In the client 100 is typically software for access to the service, such as for example a web browser operating on an access terminal connected to the network 101. The access terminal may be a personal computer, a digital tablet, a mobile smartphone or any other information processing device that can connect to the network.

The platform 102 is a set of software operating on one or more computer servers. We shall speak here of the platform to designate all the services offered by a merchant to users independently of the hardware implementation of the server or servers enabling the software to operate. The platform can operate on a single server or a set of servers that can be located at various geographical points. These servers can communicate with each other to offer the service.

The platform 102 typically incorporates several functions. Apart from the offer and distribution of goods and services strictly speaking, the platform also typically manages a database of the users registered with the platform, the authentication thereof, and the rights associated with each user. The platform may be a platform for the purchase of goods online, for distributing services such as for example video on demand services, the hire of films, music broadcasting, etc.

A user connecting to the platform for the first time is typically offered a registration procedure. This registration procedure consists in creating an account for the user and attributing to them authentication credits to enable them to authenticate themselves with the platform.
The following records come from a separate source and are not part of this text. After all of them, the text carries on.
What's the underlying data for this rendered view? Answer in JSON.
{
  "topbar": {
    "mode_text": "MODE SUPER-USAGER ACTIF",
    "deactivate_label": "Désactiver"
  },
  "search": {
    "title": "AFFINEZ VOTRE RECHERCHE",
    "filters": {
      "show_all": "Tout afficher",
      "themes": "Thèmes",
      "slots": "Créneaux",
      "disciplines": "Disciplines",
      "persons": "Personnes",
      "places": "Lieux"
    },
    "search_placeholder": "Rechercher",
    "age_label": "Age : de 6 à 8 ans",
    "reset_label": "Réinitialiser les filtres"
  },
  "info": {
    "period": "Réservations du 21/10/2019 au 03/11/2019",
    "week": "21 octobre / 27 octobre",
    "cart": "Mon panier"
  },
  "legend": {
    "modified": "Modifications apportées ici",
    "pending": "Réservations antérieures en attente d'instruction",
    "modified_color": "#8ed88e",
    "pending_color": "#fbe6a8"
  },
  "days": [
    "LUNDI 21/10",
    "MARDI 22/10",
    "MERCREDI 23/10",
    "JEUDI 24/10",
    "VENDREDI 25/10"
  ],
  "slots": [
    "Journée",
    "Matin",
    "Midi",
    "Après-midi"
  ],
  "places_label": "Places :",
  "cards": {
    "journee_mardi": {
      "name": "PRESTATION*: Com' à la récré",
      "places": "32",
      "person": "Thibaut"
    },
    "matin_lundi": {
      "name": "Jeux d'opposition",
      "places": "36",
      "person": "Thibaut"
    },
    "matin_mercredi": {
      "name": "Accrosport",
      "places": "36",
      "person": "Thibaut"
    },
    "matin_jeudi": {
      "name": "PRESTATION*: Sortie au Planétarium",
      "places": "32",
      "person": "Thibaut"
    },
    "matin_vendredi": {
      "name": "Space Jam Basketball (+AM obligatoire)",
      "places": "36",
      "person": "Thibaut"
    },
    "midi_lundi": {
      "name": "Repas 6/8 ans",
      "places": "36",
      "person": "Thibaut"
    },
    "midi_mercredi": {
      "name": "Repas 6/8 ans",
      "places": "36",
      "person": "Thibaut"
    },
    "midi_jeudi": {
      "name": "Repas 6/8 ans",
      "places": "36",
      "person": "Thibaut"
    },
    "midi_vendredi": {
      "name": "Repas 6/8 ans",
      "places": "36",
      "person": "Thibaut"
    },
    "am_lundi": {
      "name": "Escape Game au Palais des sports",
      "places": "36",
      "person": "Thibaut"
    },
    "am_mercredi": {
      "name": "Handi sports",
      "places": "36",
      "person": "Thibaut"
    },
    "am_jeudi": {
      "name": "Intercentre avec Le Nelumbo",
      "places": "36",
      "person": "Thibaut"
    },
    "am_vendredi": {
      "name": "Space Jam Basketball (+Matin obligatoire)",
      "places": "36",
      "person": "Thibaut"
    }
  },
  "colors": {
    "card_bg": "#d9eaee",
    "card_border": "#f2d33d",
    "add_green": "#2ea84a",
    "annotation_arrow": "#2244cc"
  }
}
This registration may be subject to a purchase or be done free of charge depending on the distribution model adopted by the platform. Once the registration has been done, the platform possesses an account relating to the user that records information relating to this user. It may be a case of bank information, of rights relating to their registration, of authentication data and of any information necessary to the platform to offer its service to the user.
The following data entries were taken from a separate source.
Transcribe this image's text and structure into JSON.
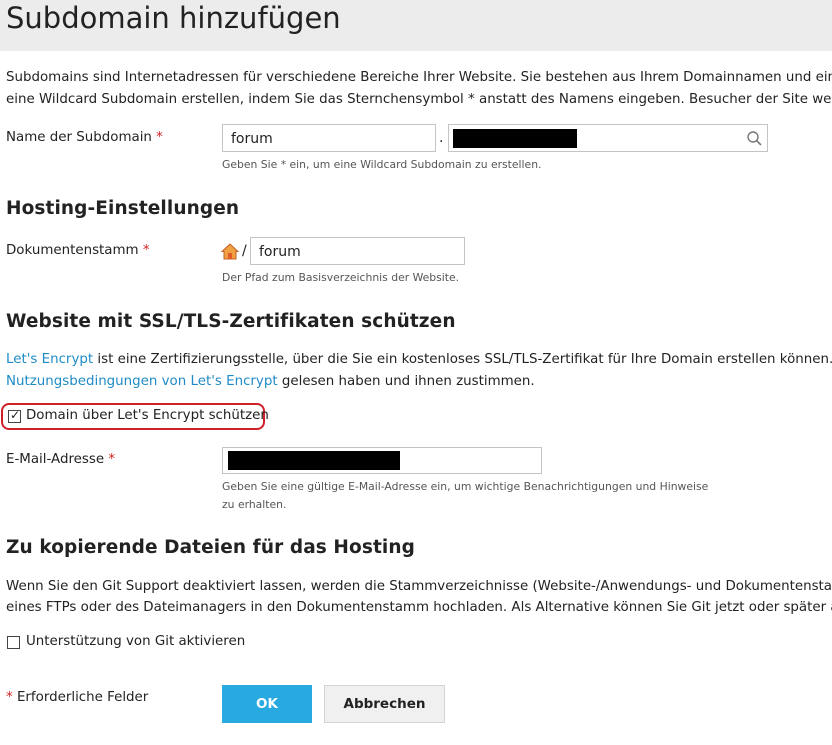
{
  "page": {
    "title": "Subdomain hinzufügen"
  },
  "intro": {
    "line1": "Subdomains sind Internetadressen für verschiedene Bereiche Ihrer Website. Sie bestehen aus Ihrem Domainnamen und einem",
    "line2": "eine Wildcard Subdomain erstellen, indem Sie das Sternchensymbol * anstatt des Namens eingeben. Besucher der Site werden"
  },
  "subdomain": {
    "label": "Name der Subdomain",
    "required_mark": "*",
    "value": "forum",
    "dot": ".",
    "hint": "Geben Sie * ein, um eine Wildcard Subdomain zu erstellen."
  },
  "hosting": {
    "heading": "Hosting-Einstellungen",
    "docroot_label": "Dokumentenstamm",
    "required_mark": "*",
    "slash": "/",
    "docroot_value": "forum",
    "hint": "Der Pfad zum Basisverzeichnis der Website."
  },
  "ssl": {
    "heading": "Website mit SSL/TLS-Zertifikaten schützen",
    "link1": "Let's Encrypt",
    "text1": " ist eine Zertifizierungsstelle, über die Sie ein kostenloses SSL/TLS-Zertifikat für Ihre Domain erstellen können. Das",
    "link2": "Nutzungsbedingungen von Let's Encrypt",
    "text2": " gelesen haben und ihnen zustimmen.",
    "checkbox_label": "Domain über Let's Encrypt schützen",
    "checkbox_checked": true,
    "email_label": "E-Mail-Adresse",
    "required_mark": "*",
    "email_hint_line1": "Geben Sie eine gültige E-Mail-Adresse ein, um wichtige Benachrichtigungen und Hinweise",
    "email_hint_line2": "zu erhalten."
  },
  "files": {
    "heading": "Zu kopierende Dateien für das Hosting",
    "line1": "Wenn Sie den Git Support deaktiviert lassen, werden die Stammverzeichnisse (Website-/Anwendungs- und Dokumentenstamm",
    "line2": "eines FTPs oder des Dateimanagers in den Dokumentenstamm hochladen. Als Alternative können Sie Git jetzt oder später aktiv",
    "git_label": "Unterstützung von Git aktivieren",
    "git_checked": false
  },
  "footer": {
    "required_mark": "*",
    "required_text": " Erforderliche Felder",
    "ok_label": "OK",
    "cancel_label": "Abbrechen"
  },
  "colors": {
    "accent": "#28a9e0",
    "link": "#1f8bc6",
    "required": "#d02020",
    "highlight": "#d0202a"
  }
}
Once registered, the user wishing to access a good or service offered by the platform must connect thereto from the client that is running on the terminal. This client may typically be an internet browser, such as Safari (registered trade mark), Chrome (registered trade mark), Edge (registered trade mark) or other. The client may also be an application dedicated to access to the platform. To do this, it must typically authenticate itself with the platform. Any type of authentication can then be used. The most usual authentication method consists in providing a pair of identifiers composed of a user identifier, often designated by the English word login, and an associated password.
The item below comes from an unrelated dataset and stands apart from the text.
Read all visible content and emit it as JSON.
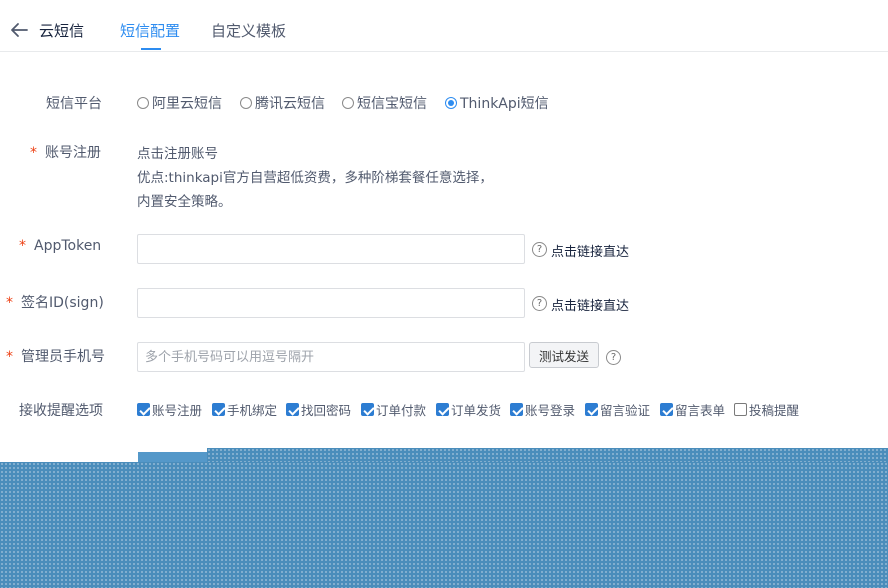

Authentication may be requested at each connection or only from time to time. The identity of the user then being saved by the client. Once authenticated, the user can access the platform and select a product or service. A request for a product or service is then sent by the client to the platform. The latter typically checks the legitimacy of the request, i.e. it checks that the user has the rights for accessing the product or service requested. This check may include a check on the geographical location of the client, for example when the product or service is legally available only in some parts of the world. This may be the case for audiovisual services where the rights associated with a work may be geographically limited. According to the type of product or service offered, any type of check may be necessary. A payment may also be necessary to obtain the product or service requested.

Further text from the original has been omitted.